The ad featured the sound of wildlife and flowing waters. In effect, it said, “If you like this sound, come visit Mississippi where you can enjoy all forms of outdoor recreation and where business is welcome. Just call this 800 number.” Resentful of “the super high taxes” and tired of the cold weather, he told his secretary to write the number down. He put it in his briefcase.
Six months later, the call was made — it was a Mississippi Power Company ad — and was routed to Charles Beasley, one of their economic development representatives in Gulfport.
“By coincidence I was planning a trip to Toronto about two weeks later, so we set up an appointment,” Beasley remembered. “After that I made another visit and we kept talking. Then he came to New Orleans for a trade show, so the Mississippi Development Authority provided a plane and we toured the Coast, then flew him and his wife up to Meridian. His call was the only response we got to that ad.”
McLean said that his visit to Meridian was “…just like coming home. It was like I knew everybody I met. I’ve lived in eight countries and I can’t ever see leaving here. Lynda (his wife who’s now in charge of patient registration at Rush Foundation Hospital) is from Toronto and there was no hesitation on her part to come here. We’ll die here.”
They made the decision to move in ‘95, but it took a year — and six or seven trips — to close shop in Canada, find a home in Meridian and open Met-Tech. He called off the names of eight or 10 local people, especially Jimmy Alexander, who were instrumental in assisting them and is still amazed over the fuss that was made by local officials.
“We appreciated it, but we were small fry,” McLean said.

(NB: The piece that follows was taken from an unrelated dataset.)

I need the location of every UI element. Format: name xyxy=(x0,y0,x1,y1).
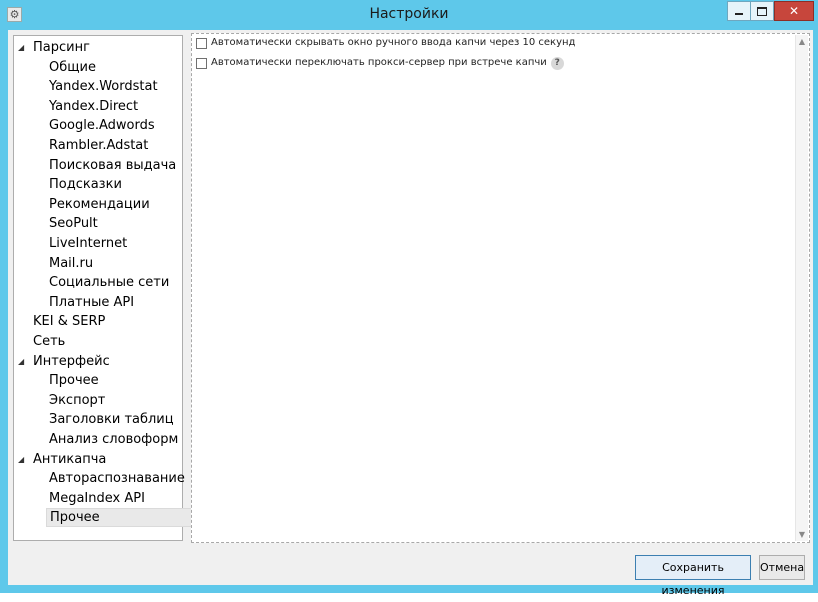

That small fry is producing an array of products. The gift-wrapping machine evolved three Christmases ago when on-line shopping networks were clogged up by slow gift-wrapping. The robotic machine can take any one of six paper styles, measure the package to be wrapped and produce a ready-to-mail present in 40 seconds.
“It’s the first one that can do random sizes,” McLean said.
He redesigned it from a patent owned by a dentist in Rockford, Ill. Other products in the “Met-Tech Gallery” album include all types of heavy machinery primarily for the steel industry. One of his products was a CNC plate drill for his industrial park next-door neighbor, Structural Steel.
“It’s the first one we did and it’s still chugging away,” McLean said.
Which brings up the good news and the bad news. The bad news is that along with many other segments of the economy, the steel industry is struggling. That creates big problems for Met-Tech. The number of employees is down in the past year from 30 to eight plus two sub-contractors. The good news is that Structural Steel’s CEO, Tommy Dulaney, has ridden to the rescue.
“He’s responsible for keeping our doors open,” McLean said.
Dulaney now owns 80% of Met-Tech and serves as president while McLean is vice president until business picks up and McLean can re-purchase his equity.
But McLean remains optimistic and thinks a heat treatment plant could be successful in Meridian.
“Everyone has bad times, but you can’t give up. That’s when you get in trouble,” he said. “We can design and build machinery to anyone’s specifications and if people used more machinery, all those jobs wouldn’t be going to Mexico.”